A printmaking & collage piece
This mixed media piece combines printmaking and collage as well as a bit of art history. To start, students learn about mandallas and the cultures that practice them. They create their own design for 1/4 of a mandalla first in their sketchbooks, and then replicated on a piece of lino block. When printing, they turn the lino block clockwise and the design, when repeated 4 times, makes a circle pattern. This is the same radial symmetry that mandallas have and it is also a but of a fun surprise - like making a snowflake out of paper - to see how the design turns out. They cover a sheet of cardboard with their mandalla design and then we learn about reductive printing, wherein a bit more is carved off the original block and overlayed. They add their reductive design on top and this serves as their background for their self-portrait piece.

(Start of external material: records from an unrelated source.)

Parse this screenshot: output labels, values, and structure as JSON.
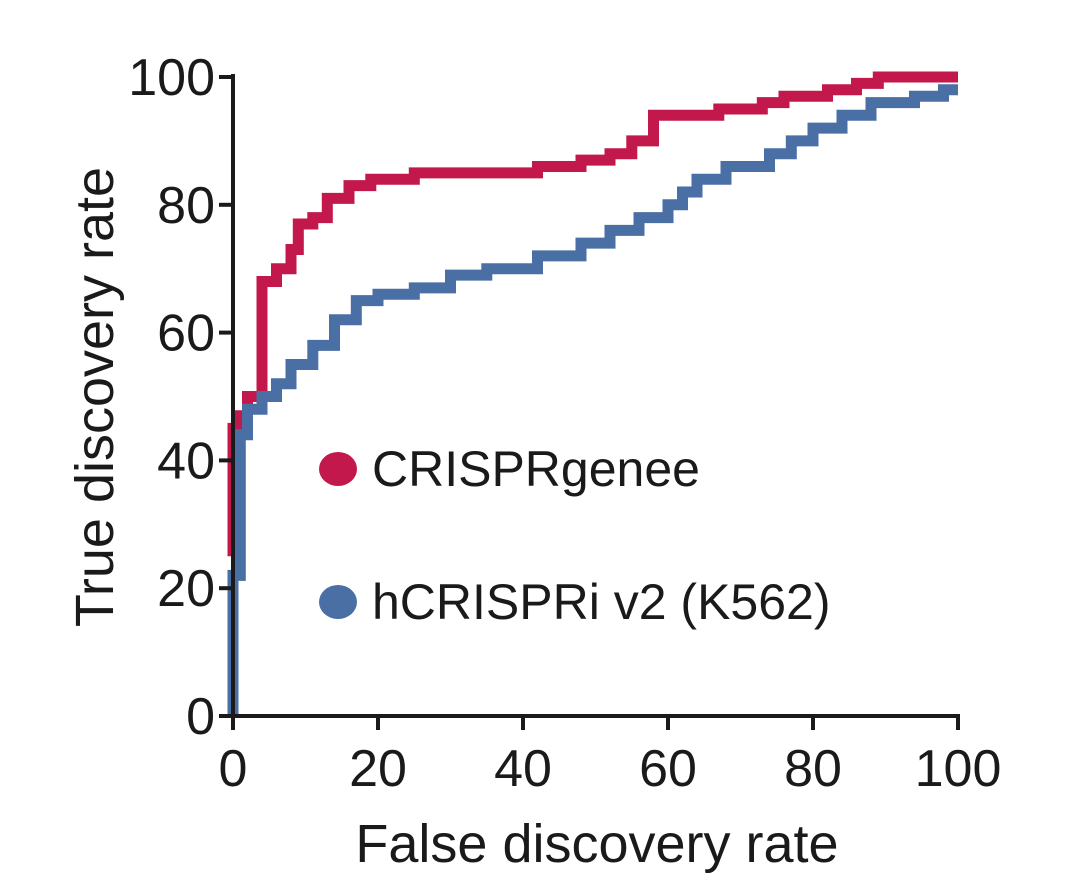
{
  "chart_data": {
    "type": "line",
    "xlabel": "False discovery rate",
    "ylabel": "True discovery rate",
    "xlim": [
      0,
      100
    ],
    "ylim": [
      0,
      100
    ],
    "xticks": [
      0,
      20,
      40,
      60,
      80,
      100
    ],
    "yticks": [
      0,
      20,
      40,
      60,
      80,
      100
    ],
    "grid": false,
    "legend_position": "center",
    "step_plot": true,
    "series": [
      {
        "name": "CRISPRgenee",
        "color": "#c2184b",
        "points": [
          [
            0,
            25
          ],
          [
            0,
            45
          ],
          [
            1,
            45
          ],
          [
            1,
            47
          ],
          [
            2,
            47
          ],
          [
            2,
            50
          ],
          [
            4,
            50
          ],
          [
            4,
            68
          ],
          [
            6,
            68
          ],
          [
            6,
            70
          ],
          [
            8,
            70
          ],
          [
            8,
            73
          ],
          [
            9,
            73
          ],
          [
            9,
            77
          ],
          [
            11,
            77
          ],
          [
            11,
            78
          ],
          [
            13,
            78
          ],
          [
            13,
            81
          ],
          [
            16,
            81
          ],
          [
            16,
            83
          ],
          [
            19,
            83
          ],
          [
            19,
            84
          ],
          [
            25,
            84
          ],
          [
            25,
            85
          ],
          [
            42,
            85
          ],
          [
            42,
            86
          ],
          [
            48,
            86
          ],
          [
            48,
            87
          ],
          [
            52,
            87
          ],
          [
            52,
            88
          ],
          [
            55,
            88
          ],
          [
            55,
            90
          ],
          [
            58,
            90
          ],
          [
            58,
            94
          ],
          [
            67,
            94
          ],
          [
            67,
            95
          ],
          [
            73,
            95
          ],
          [
            73,
            96
          ],
          [
            76,
            96
          ],
          [
            76,
            97
          ],
          [
            82,
            97
          ],
          [
            82,
            98
          ],
          [
            86,
            98
          ],
          [
            86,
            99
          ],
          [
            89,
            99
          ],
          [
            89,
            100
          ],
          [
            100,
            100
          ]
        ]
      },
      {
        "name": "hCRISPRi v2 (K562)",
        "color": "#4a6fa5",
        "points": [
          [
            0,
            0
          ],
          [
            0,
            22
          ],
          [
            1,
            22
          ],
          [
            1,
            44
          ],
          [
            2,
            44
          ],
          [
            2,
            48
          ],
          [
            4,
            48
          ],
          [
            4,
            50
          ],
          [
            6,
            50
          ],
          [
            6,
            52
          ],
          [
            8,
            52
          ],
          [
            8,
            55
          ],
          [
            11,
            55
          ],
          [
            11,
            58
          ],
          [
            14,
            58
          ],
          [
            14,
            62
          ],
          [
            17,
            62
          ],
          [
            17,
            65
          ],
          [
            20,
            65
          ],
          [
            20,
            66
          ],
          [
            25,
            66
          ],
          [
            25,
            67
          ],
          [
            30,
            67
          ],
          [
            30,
            69
          ],
          [
            35,
            69
          ],
          [
            35,
            70
          ],
          [
            42,
            70
          ],
          [
            42,
            72
          ],
          [
            48,
            72
          ],
          [
            48,
            74
          ],
          [
            52,
            74
          ],
          [
            52,
            76
          ],
          [
            56,
            76
          ],
          [
            56,
            78
          ],
          [
            60,
            78
          ],
          [
            60,
            80
          ],
          [
            62,
            80
          ],
          [
            62,
            82
          ],
          [
            64,
            82
          ],
          [
            64,
            84
          ],
          [
            68,
            84
          ],
          [
            68,
            86
          ],
          [
            74,
            86
          ],
          [
            74,
            88
          ],
          [
            77,
            88
          ],
          [
            77,
            90
          ],
          [
            80,
            90
          ],
          [
            80,
            92
          ],
          [
            84,
            92
          ],
          [
            84,
            94
          ],
          [
            88,
            94
          ],
          [
            88,
            96
          ],
          [
            94,
            96
          ],
          [
            94,
            97
          ],
          [
            98,
            97
          ],
          [
            98,
            98
          ],
          [
            100,
            98
          ]
        ]
      }
    ]
  }
}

To create the outline for the self-portraits, students took photographs of one another using a DSLR camera. I wanted it to be self-guided and give them a chance to handle the cameras. We talk about proper ways to hold a "real" camera and how to get the best shot. After all photos have been taken, I print them out, and they trace their images onto a sheet of transparency paper. This isn't really a drawing project, so I'm not concerned that it is traced. The outline gives them a framework for their collage, that they create out of magazine pieces, directly onto the cardboard backing. After the magazine collage has been glued on, they fuse the transparency sheet to the cardboard using clear glue.